Multiple endocrine neoplasia type 2 (MEN 2) contains three subtypes: MEN2A, MEN2B and FMTC (familial medullary thyroid carcinoma). All three subtypes are associated with a high risk for medullary carcinoma of the thyroid (MTC). Mutations in the RET gene are responsible for more than 95% of all MEN2 cases and all MEN 2 subtypes are inherited in an autosomal dominant manner.
MEN2A has an increased risk for parathyroid adenoma or hyperplasia while both MEN2A and MEN2B have an increased risk for pheochromocytoma. Additional features in MEN2B include mucosal neuromas of the lips and tongue and neuromatosis of the gastrointestinal tract.

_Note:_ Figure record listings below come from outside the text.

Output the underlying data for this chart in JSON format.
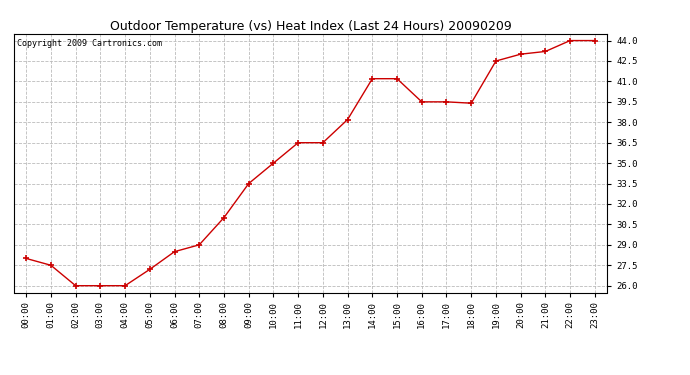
{
  "title": "Outdoor Temperature (vs) Heat Index (Last 24 Hours) 20090209",
  "copyright": "Copyright 2009 Cartronics.com",
  "x_labels": [
    "00:00",
    "01:00",
    "02:00",
    "03:00",
    "04:00",
    "05:00",
    "06:00",
    "07:00",
    "08:00",
    "09:00",
    "10:00",
    "11:00",
    "12:00",
    "13:00",
    "14:00",
    "15:00",
    "16:00",
    "17:00",
    "18:00",
    "19:00",
    "20:00",
    "21:00",
    "22:00",
    "23:00"
  ],
  "y_values": [
    28.0,
    27.5,
    26.0,
    26.0,
    26.0,
    27.2,
    28.5,
    29.0,
    31.0,
    33.5,
    35.0,
    36.5,
    36.5,
    38.2,
    41.2,
    41.2,
    39.5,
    39.5,
    39.4,
    42.5,
    43.0,
    43.2,
    44.0,
    44.0
  ],
  "ylim": [
    25.5,
    44.5
  ],
  "yticks": [
    26.0,
    27.5,
    29.0,
    30.5,
    32.0,
    33.5,
    35.0,
    36.5,
    38.0,
    39.5,
    41.0,
    42.5,
    44.0
  ],
  "line_color": "#cc0000",
  "marker": "+",
  "marker_color": "#cc0000",
  "background_color": "#ffffff",
  "grid_color": "#bbbbbb",
  "title_fontsize": 9,
  "copyright_fontsize": 6,
  "tick_fontsize": 6.5
}
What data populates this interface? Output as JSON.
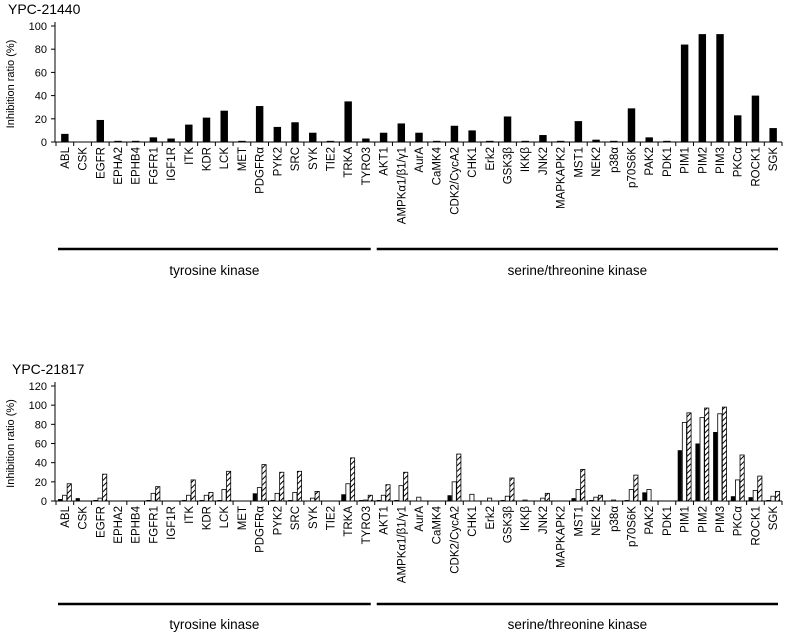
{
  "chart_data": [
    {
      "type": "bar",
      "title": "YPC-21440",
      "ylabel": "Inhibition ratio (%)",
      "xlabel": "",
      "ylim": [
        0,
        100
      ],
      "yticks": [
        0,
        20,
        40,
        60,
        80,
        100
      ],
      "grid": false,
      "categories": [
        "ABL",
        "CSK",
        "EGFR",
        "EPHA2",
        "EPHB4",
        "FGFR1",
        "IGF1R",
        "ITK",
        "KDR",
        "LCK",
        "MET",
        "PDGFRα",
        "PYK2",
        "SRC",
        "SYK",
        "TIE2",
        "TRKA",
        "TYRO3",
        "AKT1",
        "AMPKα1/β1/γ1",
        "AurA",
        "CaMK4",
        "CDK2/CycA2",
        "CHK1",
        "Erk2",
        "GSK3β",
        "IKKβ",
        "JNK2",
        "MAPKAPK2",
        "MST1",
        "NEK2",
        "p38α",
        "p70S6K",
        "PAK2",
        "PDK1",
        "PIM1",
        "PIM2",
        "PIM3",
        "PKCα",
        "ROCK1",
        "SGK"
      ],
      "series": [
        {
          "name": "YPC-21440",
          "pattern": "solid",
          "values": [
            7,
            0,
            19,
            1,
            1,
            4,
            3,
            15,
            21,
            27,
            1,
            31,
            13,
            17,
            8,
            1,
            35,
            3,
            8,
            16,
            8,
            1,
            14,
            10,
            1,
            22,
            1,
            6,
            1,
            18,
            2,
            1,
            29,
            4,
            1,
            84,
            93,
            93,
            23,
            40,
            12
          ]
        }
      ],
      "groups": [
        {
          "label": "tyrosine kinase",
          "from": 0,
          "to": 17
        },
        {
          "label": "serine/threonine kinase",
          "from": 18,
          "to": 40
        }
      ]
    },
    {
      "type": "bar",
      "title": "YPC-21817",
      "ylabel": "Inhibition ratio (%)",
      "xlabel": "",
      "ylim": [
        0,
        120
      ],
      "yticks": [
        0,
        20,
        40,
        60,
        80,
        100,
        120
      ],
      "grid": false,
      "categories": [
        "ABL",
        "CSK",
        "EGFR",
        "EPHA2",
        "EPHB4",
        "FGFR1",
        "IGF1R",
        "ITK",
        "KDR",
        "LCK",
        "MET",
        "PDGFRα",
        "PYK2",
        "SRC",
        "SYK",
        "TIE2",
        "TRKA",
        "TYRO3",
        "AKT1",
        "AMPKα1/β1/γ1",
        "AurA",
        "CaMK4",
        "CDK2/CycA2",
        "CHK1",
        "Erk2",
        "GSK3β",
        "IKKβ",
        "JNK2",
        "MAPKAPK2",
        "MST1",
        "NEK2",
        "p38α",
        "p70S6K",
        "PAK2",
        "PDK1",
        "PIM1",
        "PIM2",
        "PIM3",
        "PKCα",
        "ROCK1",
        "SGK"
      ],
      "series": [
        {
          "name": "series 1",
          "pattern": "solid",
          "values": [
            2,
            3,
            1,
            0,
            0,
            1,
            0,
            1,
            1,
            1,
            0,
            8,
            1,
            1,
            0,
            0,
            7,
            1,
            1,
            1,
            0,
            0,
            6,
            0,
            0,
            1,
            0,
            0,
            0,
            3,
            1,
            0,
            1,
            9,
            0,
            53,
            60,
            72,
            5,
            4,
            1
          ]
        },
        {
          "name": "series 2",
          "pattern": "white",
          "values": [
            6,
            0,
            3,
            0,
            0,
            8,
            0,
            6,
            6,
            12,
            0,
            14,
            8,
            9,
            3,
            0,
            18,
            1,
            6,
            16,
            4,
            0,
            20,
            7,
            3,
            5,
            1,
            3,
            0,
            12,
            4,
            1,
            12,
            12,
            0,
            82,
            87,
            91,
            22,
            11,
            5
          ]
        },
        {
          "name": "series 3",
          "pattern": "hatched",
          "values": [
            18,
            0,
            28,
            0,
            0,
            15,
            0,
            22,
            9,
            31,
            0,
            38,
            30,
            31,
            10,
            0,
            45,
            6,
            17,
            30,
            0,
            0,
            49,
            0,
            0,
            24,
            0,
            8,
            0,
            33,
            6,
            0,
            27,
            0,
            0,
            92,
            97,
            98,
            48,
            26,
            10
          ]
        }
      ],
      "groups": [
        {
          "label": "tyrosine kinase",
          "from": 0,
          "to": 17
        },
        {
          "label": "serine/threonine kinase",
          "from": 18,
          "to": 40
        }
      ]
    }
  ]
}
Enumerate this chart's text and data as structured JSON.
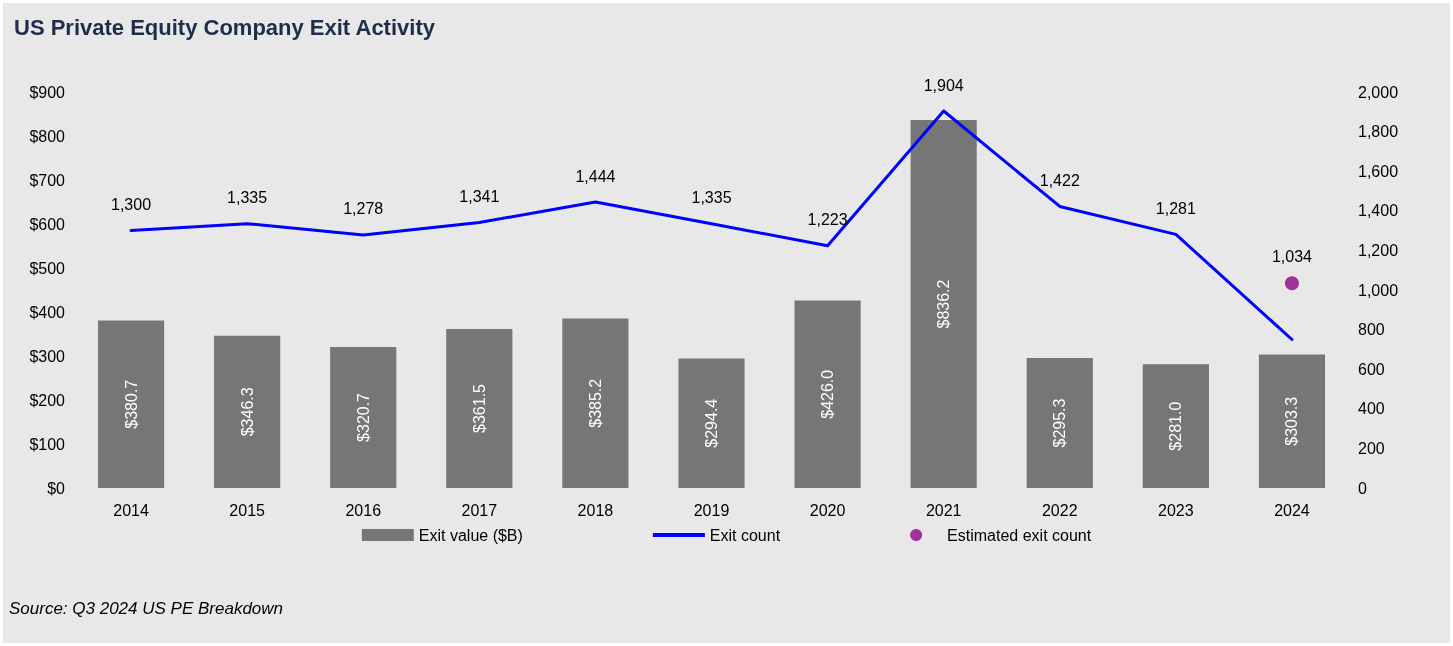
{
  "chart_data": {
    "type": "bar",
    "title": "US Private Equity Company Exit Activity",
    "categories": [
      "2014",
      "2015",
      "2016",
      "2017",
      "2018",
      "2019",
      "2020",
      "2021",
      "2022",
      "2023",
      "2024"
    ],
    "series": [
      {
        "name": "Exit value ($B)",
        "color": "#767676",
        "values": [
          380.7,
          346.3,
          320.7,
          361.5,
          385.2,
          294.4,
          426.0,
          836.2,
          295.3,
          281.0,
          303.3
        ],
        "value_labels": [
          "$380.7",
          "$346.3",
          "$320.7",
          "$361.5",
          "$385.2",
          "$294.4",
          "$426.0",
          "$836.2",
          "$295.3",
          "$281.0",
          "$303.3"
        ]
      },
      {
        "name": "Exit count",
        "type": "line",
        "axis": "y2",
        "marker": "none",
        "color": "#0000ff",
        "values": [
          1300,
          1335,
          1278,
          1341,
          1444,
          1335,
          1223,
          1904,
          1422,
          1281,
          750
        ],
        "value_labels": [
          "1,300",
          "1,335",
          "1,278",
          "1,341",
          "1,444",
          "1,335",
          "1,223",
          "1,904",
          "1,422",
          "1,281",
          null
        ]
      },
      {
        "name": "Estimated exit count",
        "type": "scatter",
        "axis": "y2",
        "marker": "circle",
        "color": "#a0309a",
        "values": [
          null,
          null,
          null,
          null,
          null,
          null,
          null,
          null,
          null,
          null,
          1034
        ],
        "value_labels": [
          null,
          null,
          null,
          null,
          null,
          null,
          null,
          null,
          null,
          null,
          "1,034"
        ]
      }
    ],
    "ylim": [
      0,
      900
    ],
    "yticks": [
      {
        "value": 0,
        "label": "$0"
      },
      {
        "value": 100,
        "label": "$100"
      },
      {
        "value": 200,
        "label": "$200"
      },
      {
        "value": 300,
        "label": "$300"
      },
      {
        "value": 400,
        "label": "$400"
      },
      {
        "value": 500,
        "label": "$500"
      },
      {
        "value": 600,
        "label": "$600"
      },
      {
        "value": 700,
        "label": "$700"
      },
      {
        "value": 800,
        "label": "$800"
      },
      {
        "value": 900,
        "label": "$900"
      }
    ],
    "y2lim": [
      0,
      2000
    ],
    "y2ticks": [
      0,
      200,
      400,
      600,
      800,
      {
        "value": 1000,
        "label": "1,000"
      },
      {
        "value": 1200,
        "label": "1,200"
      },
      {
        "value": 1400,
        "label": "1,400"
      },
      {
        "value": 1600,
        "label": "1,600"
      },
      {
        "value": 1800,
        "label": "1,800"
      },
      {
        "value": 2000,
        "label": "2,000"
      }
    ],
    "grid": false,
    "legend": "bottom",
    "annotations": [
      "Source: Q3 2024 US PE Breakdown"
    ]
  }
}
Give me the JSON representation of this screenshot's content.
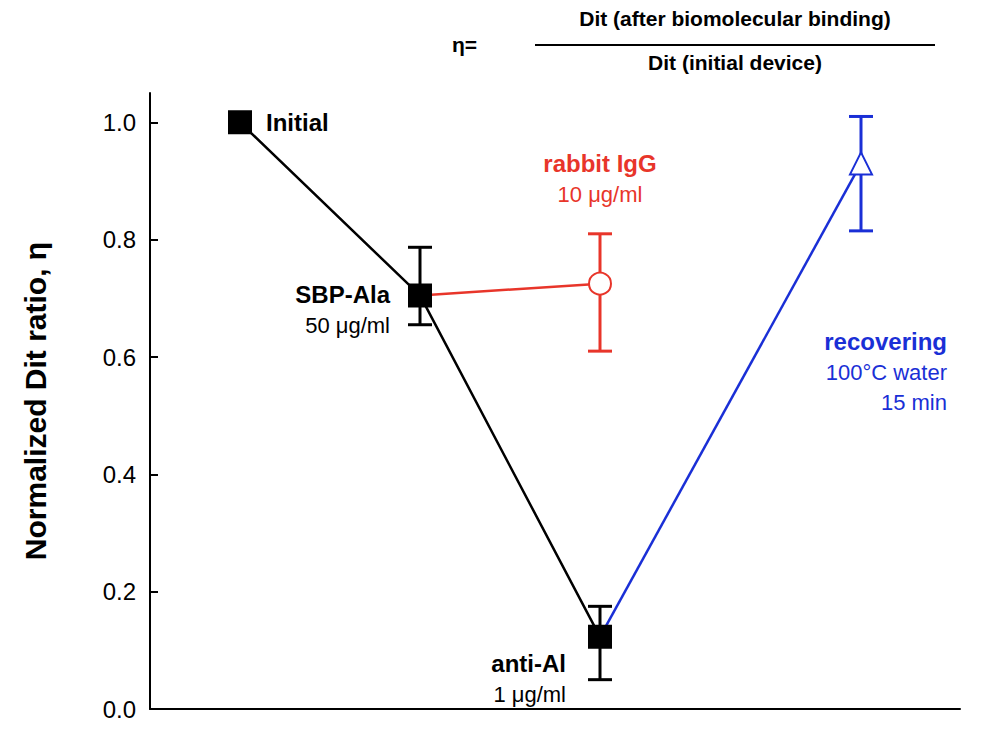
{
  "chart_data": {
    "type": "line",
    "formula": {
      "left": "η=",
      "numerator": "Dit (after biomolecular binding)",
      "denominator": "Dit (initial device)"
    },
    "y_label": "Normalized Dit ratio, η",
    "xlim": [
      0.5,
      5
    ],
    "ylim": [
      0,
      1.05
    ],
    "yticks": [
      {
        "value": 0,
        "label": "0.0"
      },
      0.2,
      0.4,
      0.6,
      0.8,
      {
        "value": 1,
        "label": "1.0"
      }
    ],
    "tick_labels": "y",
    "grid": false,
    "series": [
      {
        "color": "#e8352a",
        "marker": "open_circle",
        "line_style": "solid",
        "x": [
          2,
          3
        ],
        "values": [
          0.705,
          0.725
        ],
        "error_low": [
          null,
          0.61
        ],
        "error_high": [
          null,
          0.81
        ],
        "point_labels": [
          null,
          "rabbit IgG\n10 μg/ml"
        ]
      },
      {
        "color": "#1a2fd6",
        "marker": "open_triangle",
        "line_style": "solid",
        "x": [
          3,
          4.45
        ],
        "values": [
          0.123,
          0.93
        ],
        "error_low": [
          null,
          0.815
        ],
        "error_high": [
          null,
          1.01
        ],
        "point_labels": [
          null,
          "recovering\n100°C water\n15 min"
        ]
      },
      {
        "color": "#000000",
        "marker": "square",
        "line_style": "solid",
        "x": [
          1,
          2,
          3
        ],
        "values": [
          1.0,
          0.705,
          0.123
        ],
        "error_low": [
          null,
          0.655,
          0.05
        ],
        "error_high": [
          null,
          0.787,
          0.175
        ],
        "point_labels": [
          "Initial",
          "SBP-Ala\n50 μg/ml",
          "anti-Al\n1 μg/ml"
        ]
      }
    ]
  }
}
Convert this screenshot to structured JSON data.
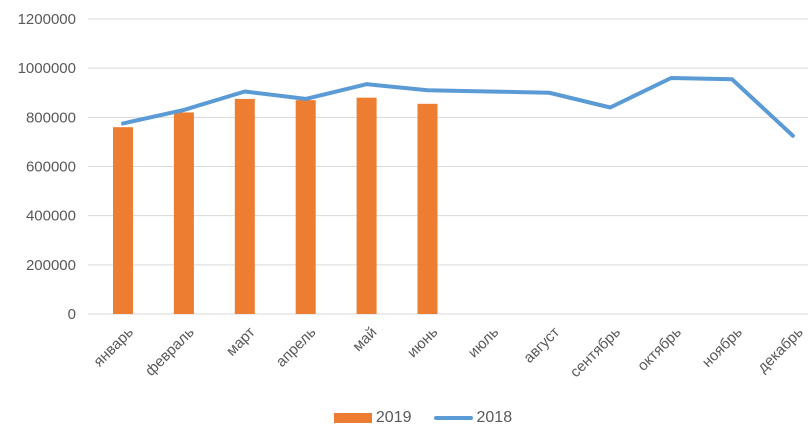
{
  "chart_data": {
    "type": "bar",
    "subtype": "combo-bar-line",
    "title": "",
    "xlabel": "",
    "ylabel": "",
    "categories": [
      "январь",
      "февраль",
      "март",
      "апрель",
      "май",
      "июнь",
      "июль",
      "август",
      "сентябрь",
      "октябрь",
      "ноябрь",
      "декабрь"
    ],
    "series": [
      {
        "name": "2019",
        "type": "bar",
        "color": "#ED7D31",
        "values": [
          760000,
          820000,
          875000,
          870000,
          880000,
          855000,
          null,
          null,
          null,
          null,
          null,
          null
        ]
      },
      {
        "name": "2018",
        "type": "line",
        "color": "#5B9BD5",
        "values": [
          775000,
          830000,
          905000,
          875000,
          935000,
          910000,
          905000,
          900000,
          840000,
          960000,
          955000,
          725000
        ]
      }
    ],
    "ylim": [
      0,
      1200000
    ],
    "ytick_step": 200000,
    "ytick_labels": [
      "0",
      "200000",
      "400000",
      "600000",
      "800000",
      "1000000",
      "1200000"
    ],
    "grid": true,
    "legend_position": "bottom"
  },
  "colors": {
    "background": "#FFFFFF",
    "grid": "#D9D9D9",
    "axis_line": "#D9D9D9",
    "axis_text": "#595959",
    "bar_2019": "#ED7D31",
    "line_2018": "#5B9BD5"
  },
  "legend": {
    "items": [
      {
        "label": "2019",
        "swatch": "bar-swatch"
      },
      {
        "label": "2018",
        "swatch": "line-swatch"
      }
    ]
  }
}
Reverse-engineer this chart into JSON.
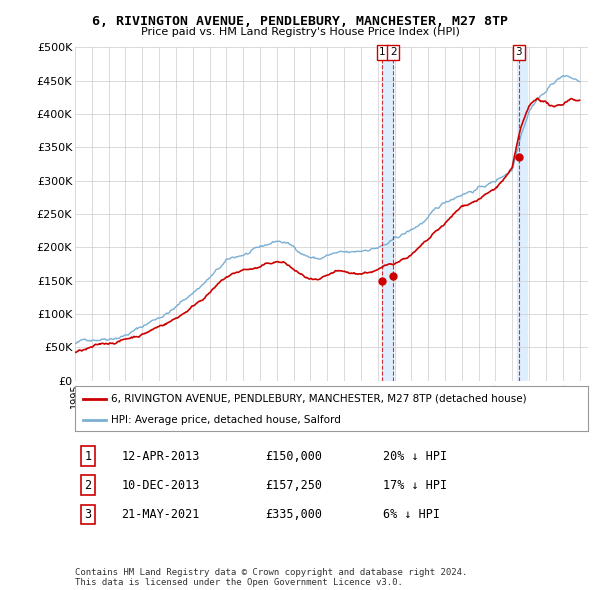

In MEN2B medullary thyroid carcinoma (MTC) typically occurs in early childhood, while in MEN2A in early adulthood and middle age in FMTC.
We perform automated bi-directional fluorescent DNA sequencing of coding exons 10, 11, 13, 14, 15 and 16, including the intron/exon boundaries, of the RET gene, thus detecting more than 98% of pathological mutations associated with MEN2.
Please note that InterGenetics participates successfully in the EMQN external quality control (EQA) scheme for genetic testing of MEN2.